Authors: Peyster, Eliot G.; Wang, Chichung; Ishola, Felicia; Remeniuk, Bethany; Hoyt, Clifford; Feldman, Michael D.; Margulies, Kenneth B.

Online: https://linkinghub.elsevier.com/retrieve/pii/S2452-302X(20)30062-0

Issue: JACC Basic Transl Sci. 2020 Apr 1;5(4):328-340.


Recognizing that guideline-directed histologic grading of endomyocardial biopsy tissue samples for rejection surveillance has limited diagnostic accuracy, quantitative, in situ characterization was performed of several important immune cell types in a retrospective cohort of clinical endomyocardial tissue samples. Differences between cases were identified and were grouped by histologic grade versus clinical rejection trajectory, with significantly increased programmed death ligand 1+, forkhead box P3+, and cluster of differentiation 68+ cells suppressed in clinically evident rejections, especially cases with marked clinical-histologic discordance. Programmed death ligand 1+, forkhead box P3+, and cluster of differentiation 68+ cell proportions are also significantly higher in “never-rejection” when compared with “future-rejection.” These findings suggest that in situ immune modulators regulate the severity of cardiac allograft rejection.

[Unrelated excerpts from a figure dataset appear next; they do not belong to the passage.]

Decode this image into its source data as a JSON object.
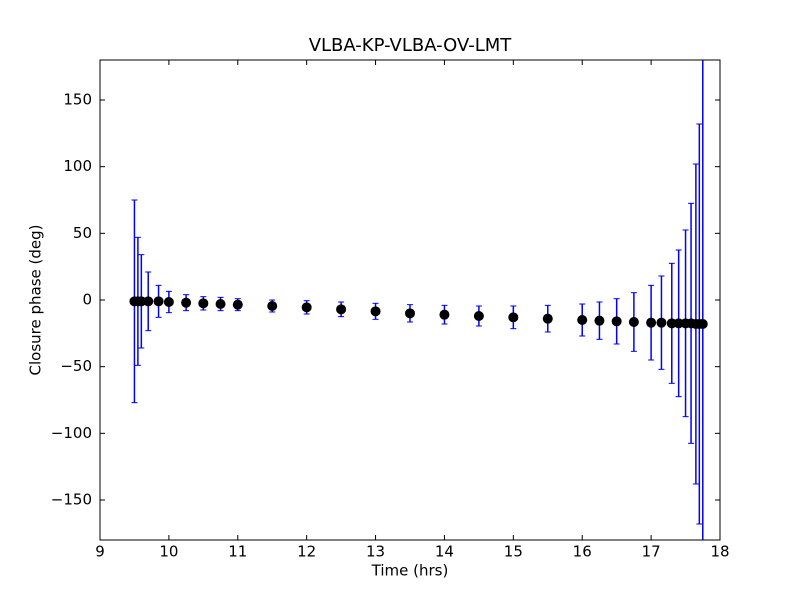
{
  "chart_data": {
    "type": "errorbar",
    "title": "VLBA-KP-VLBA-OV-LMT",
    "xlabel": "Time (hrs)",
    "ylabel": "Closure phase (deg)",
    "x": [
      9.5,
      9.55,
      9.6,
      9.7,
      9.85,
      10,
      10.25,
      10.5,
      10.75,
      11,
      11.5,
      12,
      12.5,
      13,
      13.5,
      14,
      14.5,
      15,
      15.5,
      16,
      16.25,
      16.5,
      16.75,
      17,
      17.15,
      17.3,
      17.4,
      17.5,
      17.58,
      17.65,
      17.7,
      17.75
    ],
    "values": [
      -1,
      -1,
      -1,
      -1,
      -1,
      -1.5,
      -2,
      -2.5,
      -3,
      -3.5,
      -4.5,
      -5.5,
      -7,
      -8.5,
      -10,
      -11,
      -12,
      -13,
      -14,
      -15,
      -15.5,
      -16,
      -16.5,
      -17,
      -17,
      -17.5,
      -17.5,
      -17.5,
      -17.5,
      -18,
      -18,
      -18
    ],
    "errors": [
      76,
      48,
      35,
      22,
      12,
      8,
      6,
      5,
      5,
      4.5,
      4.5,
      5,
      5.5,
      6,
      6.5,
      7,
      7.5,
      8.5,
      10,
      12,
      14,
      17,
      22,
      28,
      35,
      45,
      55,
      70,
      90,
      120,
      150,
      200
    ],
    "marker_color": "#000000",
    "error_color": "#0000ff",
    "xlim": [
      9,
      18
    ],
    "ylim": [
      -180,
      180
    ],
    "xticks": [
      9,
      10,
      11,
      12,
      13,
      14,
      15,
      16,
      17,
      18
    ],
    "yticks": [
      {
        "value": -150,
        "label": "−150"
      },
      {
        "value": -100,
        "label": "−100"
      },
      {
        "value": -50,
        "label": "−50"
      },
      0,
      50,
      100,
      150
    ]
  }
}
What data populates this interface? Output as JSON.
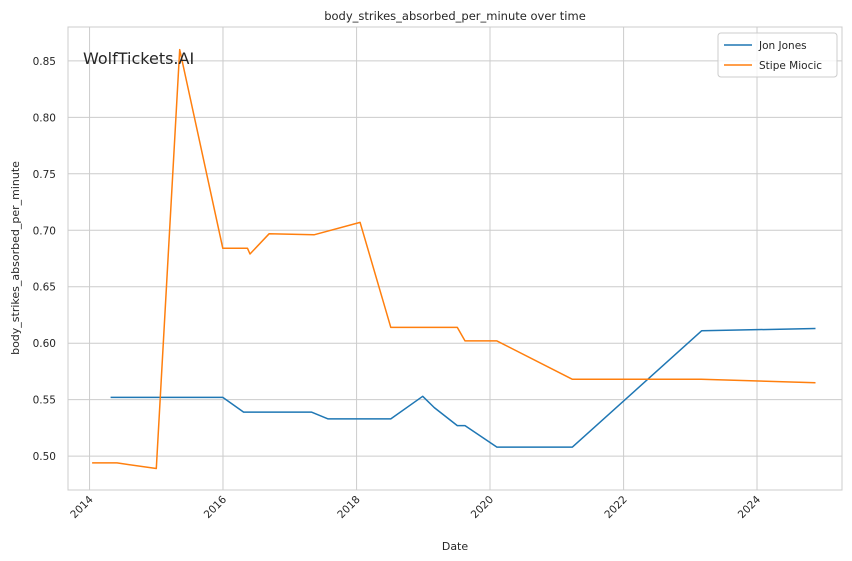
{
  "watermark": "WolfTickets.AI",
  "colors": {
    "jon_jones": "#1f77b4",
    "stipe_miocic": "#ff7f0e",
    "grid": "#cccccc",
    "axes_edge": "#cccccc",
    "watermark": "#b0b0b0"
  },
  "chart_data": {
    "type": "line",
    "title": "body_strikes_absorbed_per_minute over time",
    "xlabel": "Date",
    "ylabel": "body_strikes_absorbed_per_minute",
    "xlim": [
      "2013-09-05",
      "2025-04-10"
    ],
    "ylim": [
      0.47,
      0.88
    ],
    "grid": true,
    "legend": "top-right",
    "x_ticks": [
      "2014",
      "2016",
      "2018",
      "2020",
      "2022",
      "2024"
    ],
    "y_ticks": [
      "0.50",
      "0.55",
      "0.60",
      "0.65",
      "0.70",
      "0.75",
      "0.80",
      "0.85"
    ],
    "series": [
      {
        "name": "Jon Jones",
        "color": "#1f77b4",
        "points": [
          [
            "2014-04-26",
            0.552
          ],
          [
            "2015-12-31",
            0.552
          ],
          [
            "2016-04-23",
            0.539
          ],
          [
            "2017-04-29",
            0.539
          ],
          [
            "2017-07-29",
            0.533
          ],
          [
            "2018-07-07",
            0.533
          ],
          [
            "2018-12-29",
            0.553
          ],
          [
            "2019-03-02",
            0.543
          ],
          [
            "2019-07-06",
            0.527
          ],
          [
            "2019-08-17",
            0.527
          ],
          [
            "2020-02-08",
            0.508
          ],
          [
            "2021-03-27",
            0.508
          ],
          [
            "2023-03-04",
            0.611
          ],
          [
            "2024-11-16",
            0.613
          ]
        ]
      },
      {
        "name": "Stipe Miocic",
        "color": "#ff7f0e",
        "points": [
          [
            "2014-01-15",
            0.494
          ],
          [
            "2014-05-31",
            0.494
          ],
          [
            "2015-01-01",
            0.489
          ],
          [
            "2015-05-09",
            0.86
          ],
          [
            "2015-12-31",
            0.684
          ],
          [
            "2016-05-14",
            0.684
          ],
          [
            "2016-05-28",
            0.679
          ],
          [
            "2016-09-10",
            0.697
          ],
          [
            "2017-05-13",
            0.696
          ],
          [
            "2018-01-20",
            0.707
          ],
          [
            "2018-07-07",
            0.614
          ],
          [
            "2019-07-06",
            0.614
          ],
          [
            "2019-08-17",
            0.602
          ],
          [
            "2020-02-08",
            0.602
          ],
          [
            "2021-03-27",
            0.568
          ],
          [
            "2023-03-01",
            0.568
          ],
          [
            "2024-11-16",
            0.565
          ]
        ]
      }
    ]
  }
}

Keywords: CAR, cardiac allograft rejection; CD, cluster of differentiation; EMB, endomyocardial biopsy; FoxP3, forkhead box P3; H-score, histology score; IF, immunofluorescence; ISHLT, International Society of Heart and Lung Transplantation; PD-L1, programmed death ligand 1; QmIF, quantitative multiplex immunofluorescence; allograft rejection; immune checkpoint molecules; immune regulation; quantitative immunohistochemistry.